Can immune thrombocytopenia in children recur?

Childhood immune thrombocytopenia may recur, but most children can be completely cured. Most children with childhood immune thrombocytopenia have a history of viral infection before the onset of the disease, but the exact cause of the disease is not completely clear, and it may be due to the immune response that occurs after the invasion of viruses and other pathogens into the body. Most of the children with this disease can recover spontaneously, and about 80% of the children can gradually return to normal platelet counts within 6 weeks, but a small number of children may still have relapses. Children with childhood immune thrombocytopenia vary in their condition, and those with severe disease are at high risk of serious bleeding complications such as intracranial hemorrhage and gastrointestinal hemorrhage, and require aggressive treatment with glucocorticosteroids (prednisone, dexamethasone, etc.), human immunoglobulin, and other medications.

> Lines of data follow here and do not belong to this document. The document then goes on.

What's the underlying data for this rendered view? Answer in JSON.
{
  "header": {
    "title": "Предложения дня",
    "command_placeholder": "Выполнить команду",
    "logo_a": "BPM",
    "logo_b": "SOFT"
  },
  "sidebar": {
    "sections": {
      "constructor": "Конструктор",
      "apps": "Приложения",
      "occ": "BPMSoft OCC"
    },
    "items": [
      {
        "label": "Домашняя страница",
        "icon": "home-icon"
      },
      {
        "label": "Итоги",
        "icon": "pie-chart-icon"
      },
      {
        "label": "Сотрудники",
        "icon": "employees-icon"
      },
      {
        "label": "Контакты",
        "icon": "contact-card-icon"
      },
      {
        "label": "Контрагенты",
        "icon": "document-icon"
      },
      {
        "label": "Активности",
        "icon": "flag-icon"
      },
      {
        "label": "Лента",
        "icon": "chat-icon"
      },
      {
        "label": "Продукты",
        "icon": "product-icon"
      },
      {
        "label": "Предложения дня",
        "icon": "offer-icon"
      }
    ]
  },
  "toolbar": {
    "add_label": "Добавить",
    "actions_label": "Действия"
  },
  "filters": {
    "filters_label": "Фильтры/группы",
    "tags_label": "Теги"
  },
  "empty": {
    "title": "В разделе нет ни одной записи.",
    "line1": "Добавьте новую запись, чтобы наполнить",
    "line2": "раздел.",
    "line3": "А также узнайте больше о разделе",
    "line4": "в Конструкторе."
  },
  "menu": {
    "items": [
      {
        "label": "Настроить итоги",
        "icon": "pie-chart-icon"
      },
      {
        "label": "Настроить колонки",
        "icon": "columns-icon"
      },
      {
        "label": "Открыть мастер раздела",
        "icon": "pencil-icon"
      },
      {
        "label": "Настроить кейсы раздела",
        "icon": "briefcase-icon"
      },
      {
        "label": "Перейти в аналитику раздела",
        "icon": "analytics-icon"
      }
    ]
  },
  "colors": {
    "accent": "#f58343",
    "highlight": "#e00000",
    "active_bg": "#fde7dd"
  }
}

If the platelet count is lower than 20*10^9/L or there are obvious bleeding manifestations (black stools, bloody stools, hematuria, etc.), the platelet count should be elevated by transfusion of homogeneous single platelet suspension to prevent serious bleeding that may be life-threatening. It is recommended that the child should visit the Department of Hematology in a timely manner, and an individualized treatment plan should be developed according to his/her condition. After the disease is cured, children should have regular blood tests to monitor their platelet counts dynamically, so that they can be detected as early as possible and receive timely treatment when the disease recurs.